Sind vor allem Menschen betroffen, die vorher schon lungenkrank waren?

Das kann man so nicht sagen – die Betroffenen sind wirklich sehr divers. Zu Beginn waren wir erstaunt, dass unsere üblichen Patienten kaum an Covid erkrankten. Wir gehen davon aus, dass ihnen ihr Risiko sehr früh klar war und sie sich von Anfang an konsequent geschützt haben.

Corona ist vorwiegend eine Lungenkrankheit. Wieso werden Pneumologinnen von den Medien so selten interviewt?

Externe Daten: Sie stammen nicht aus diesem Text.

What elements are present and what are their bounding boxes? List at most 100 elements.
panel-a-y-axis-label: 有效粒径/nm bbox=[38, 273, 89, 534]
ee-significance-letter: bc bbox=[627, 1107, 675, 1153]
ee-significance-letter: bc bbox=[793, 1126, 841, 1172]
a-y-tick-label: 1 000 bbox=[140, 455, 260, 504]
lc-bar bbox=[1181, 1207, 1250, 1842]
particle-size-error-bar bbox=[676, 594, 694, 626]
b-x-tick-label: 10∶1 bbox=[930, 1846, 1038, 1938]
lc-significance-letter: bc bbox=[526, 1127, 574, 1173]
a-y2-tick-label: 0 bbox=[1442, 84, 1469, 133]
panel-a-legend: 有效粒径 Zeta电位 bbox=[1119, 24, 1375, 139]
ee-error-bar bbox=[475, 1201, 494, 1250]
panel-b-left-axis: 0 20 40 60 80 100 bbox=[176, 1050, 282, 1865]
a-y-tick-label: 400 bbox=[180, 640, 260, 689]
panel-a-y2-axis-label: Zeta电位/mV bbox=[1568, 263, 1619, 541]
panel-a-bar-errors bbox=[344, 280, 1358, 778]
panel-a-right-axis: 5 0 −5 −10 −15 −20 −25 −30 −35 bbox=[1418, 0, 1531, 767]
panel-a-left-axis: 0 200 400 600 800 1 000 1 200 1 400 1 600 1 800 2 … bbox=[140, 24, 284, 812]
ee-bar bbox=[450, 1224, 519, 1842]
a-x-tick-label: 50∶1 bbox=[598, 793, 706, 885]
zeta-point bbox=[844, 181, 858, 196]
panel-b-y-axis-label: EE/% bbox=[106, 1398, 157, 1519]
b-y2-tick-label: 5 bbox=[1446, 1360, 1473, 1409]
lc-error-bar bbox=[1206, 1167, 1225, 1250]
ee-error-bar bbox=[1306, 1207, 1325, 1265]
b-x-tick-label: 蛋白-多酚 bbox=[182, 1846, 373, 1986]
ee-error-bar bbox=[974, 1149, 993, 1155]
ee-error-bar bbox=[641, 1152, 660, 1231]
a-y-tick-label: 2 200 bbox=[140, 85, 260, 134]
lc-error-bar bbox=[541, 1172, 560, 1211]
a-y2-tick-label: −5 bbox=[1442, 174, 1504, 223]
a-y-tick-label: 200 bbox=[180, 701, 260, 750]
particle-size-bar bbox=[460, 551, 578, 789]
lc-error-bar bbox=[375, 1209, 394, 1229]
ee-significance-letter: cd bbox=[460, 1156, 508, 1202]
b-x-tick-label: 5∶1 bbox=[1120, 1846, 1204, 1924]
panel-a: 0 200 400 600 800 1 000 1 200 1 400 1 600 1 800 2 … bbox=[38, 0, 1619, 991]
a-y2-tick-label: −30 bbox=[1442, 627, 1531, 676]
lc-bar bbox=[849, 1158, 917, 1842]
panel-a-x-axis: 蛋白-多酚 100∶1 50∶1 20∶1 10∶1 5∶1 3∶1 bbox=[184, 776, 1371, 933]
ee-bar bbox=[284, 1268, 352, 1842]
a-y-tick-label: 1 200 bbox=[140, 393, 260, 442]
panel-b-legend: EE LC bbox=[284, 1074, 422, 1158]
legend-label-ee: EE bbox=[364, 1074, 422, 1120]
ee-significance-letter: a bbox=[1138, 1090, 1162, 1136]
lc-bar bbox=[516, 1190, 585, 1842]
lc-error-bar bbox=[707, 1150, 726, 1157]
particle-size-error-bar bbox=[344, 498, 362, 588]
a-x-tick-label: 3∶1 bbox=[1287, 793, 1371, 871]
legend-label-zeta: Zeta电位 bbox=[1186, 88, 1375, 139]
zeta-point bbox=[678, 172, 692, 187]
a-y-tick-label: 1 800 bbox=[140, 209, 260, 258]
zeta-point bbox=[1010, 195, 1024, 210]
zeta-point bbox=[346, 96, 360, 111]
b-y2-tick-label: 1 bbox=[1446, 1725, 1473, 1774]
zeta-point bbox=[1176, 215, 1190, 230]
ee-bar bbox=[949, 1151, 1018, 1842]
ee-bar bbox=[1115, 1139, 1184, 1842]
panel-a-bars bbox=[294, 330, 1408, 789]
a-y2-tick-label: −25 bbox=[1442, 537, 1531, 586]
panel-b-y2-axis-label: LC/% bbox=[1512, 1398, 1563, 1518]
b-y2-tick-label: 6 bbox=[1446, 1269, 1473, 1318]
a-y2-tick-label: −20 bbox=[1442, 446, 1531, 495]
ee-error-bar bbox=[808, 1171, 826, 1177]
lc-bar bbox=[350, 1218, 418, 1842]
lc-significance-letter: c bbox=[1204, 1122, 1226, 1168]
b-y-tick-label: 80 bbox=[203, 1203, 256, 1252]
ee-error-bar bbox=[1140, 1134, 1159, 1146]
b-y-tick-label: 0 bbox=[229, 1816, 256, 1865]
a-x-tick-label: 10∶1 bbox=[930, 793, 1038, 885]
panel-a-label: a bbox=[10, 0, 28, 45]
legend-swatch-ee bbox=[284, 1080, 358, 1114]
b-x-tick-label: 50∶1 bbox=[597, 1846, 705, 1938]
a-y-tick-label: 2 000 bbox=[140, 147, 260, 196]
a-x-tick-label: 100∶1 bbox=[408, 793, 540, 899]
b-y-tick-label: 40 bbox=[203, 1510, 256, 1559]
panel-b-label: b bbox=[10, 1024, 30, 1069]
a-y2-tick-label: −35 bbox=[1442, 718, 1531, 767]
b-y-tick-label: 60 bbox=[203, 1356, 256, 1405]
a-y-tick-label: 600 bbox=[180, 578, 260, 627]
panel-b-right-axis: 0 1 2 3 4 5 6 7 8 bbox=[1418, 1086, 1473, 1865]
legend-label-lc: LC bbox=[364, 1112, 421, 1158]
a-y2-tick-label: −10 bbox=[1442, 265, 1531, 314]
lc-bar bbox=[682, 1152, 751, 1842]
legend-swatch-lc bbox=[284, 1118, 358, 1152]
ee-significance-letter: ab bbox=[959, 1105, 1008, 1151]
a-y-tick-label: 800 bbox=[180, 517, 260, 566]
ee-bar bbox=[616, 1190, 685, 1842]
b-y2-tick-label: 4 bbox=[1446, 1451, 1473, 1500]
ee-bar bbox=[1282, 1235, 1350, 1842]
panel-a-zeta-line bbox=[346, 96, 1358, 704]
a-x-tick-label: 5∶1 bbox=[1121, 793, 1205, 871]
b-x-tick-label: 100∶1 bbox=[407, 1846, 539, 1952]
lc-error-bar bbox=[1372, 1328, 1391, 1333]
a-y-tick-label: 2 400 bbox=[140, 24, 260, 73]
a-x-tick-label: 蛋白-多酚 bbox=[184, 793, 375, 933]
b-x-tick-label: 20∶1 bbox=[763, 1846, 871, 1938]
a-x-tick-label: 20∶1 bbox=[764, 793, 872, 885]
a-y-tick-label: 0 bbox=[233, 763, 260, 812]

Das ist eine gute Frage. Wahrscheinlich interessiert sich die Öffentlichkeit vor allem für die schnelle Verbreitung, weil das neu ist und alle betrifft. All die Hochrechnungen, wie sich das Virus überträgt, was man gegen die Übertragung tun kann – das sind nicht primär Themen der Pneumologie, sondern der Virologie. Ich werde im Bekanntenkreis hingegen viel nach der Impfung gefragt – ob man sich jetzt impfen soll oder lieber noch abwarten. Die Schnelligkeit der Entwicklung der Impfstoffe verunsichert viele Menschen. Ich rate aber auf alle Fälle zu einer sofortigen Impfung. Alle vorliegenden Daten belegen, dass die Impfstoffe sehr sicher sind und guten Schutz bieten.